In a recent e-mail interview from his home in Islamabad, Pakistan, McGirk gave an update on the situation in Afghanistan following Karzai's inauguration and discussed the reelection of United States President George Bush and the elusiveness of international terrorist Osama bin Laden.

Is there anything new—even rumor—on the whereabouts of Osama bin Laden?

Pakistani President Pervez Musharraf has said that the trail on bin Laden has gone "completely cold." It's been over 18 months, according to U.S. and Pakistani intelligence sources, since there's been any trace of him. Meantime, he and his cohort, Egyptian Ayman al-Zawahiri, continue to send out taped sermons, which lately have been finding their way to [the Qatar-based Arabic-language TV news network] Al Jazeera's Islamabad offices.

The latest rumors are that bin Laden is hiding "in an urban area." Or anyway that's the word that the United States has passed on to Pakistani intelligence—maybe to see if they can flush him out if he is indeed hunkered down in a city or town.

The Pakistanis say bin Laden is probably in Afghanistan. The Afghans and Americans say he's probably in Pakistan. But nobody has any real evidence they're sharing.

Has the emergence of other leaders of al Qaeda diminished the influence of bin Laden? Did the resurgence of his videotape before the U.S. election serve to galvanize fundamentalists?

No. Since he's gone into hiding, bin Laden has retained symbolic leadership of the movement, not practical, hands-on leadership. I don't think that the terrorist attacks we're seeing in Iraq or elsewhere are carried out on his orders.
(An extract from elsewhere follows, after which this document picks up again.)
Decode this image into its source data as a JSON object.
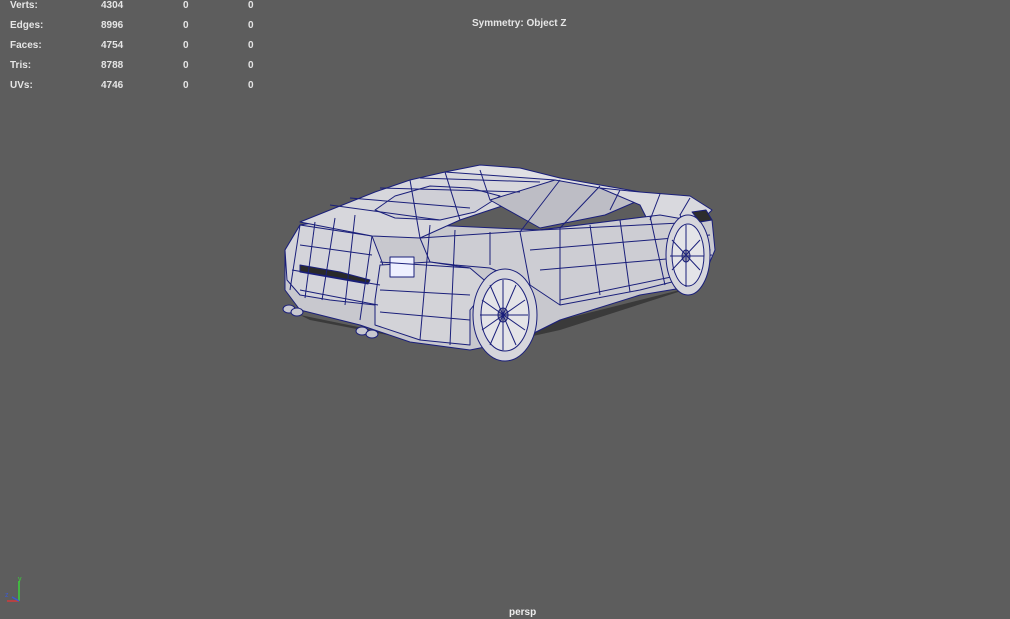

The loose-knit structure of al Qaeda was always such that individual cells were left to carry out their own attacks. Bin Laden was the inspiration, rather than the actual brains, behind most global terrorist attacks by al Qaeda. It's an interesting question: If bin Laden were to call a truce in the war on terror—highly unlikely—would his legions obey? I think his influence is still so powerful that many would.

But at this point I don't think there's anything that Bush could do—short of an immediate withdrawal from Iraq and a more balanced approach to the Palestine question—that would make bin Laden call off his terrorists. Their blood is boiling.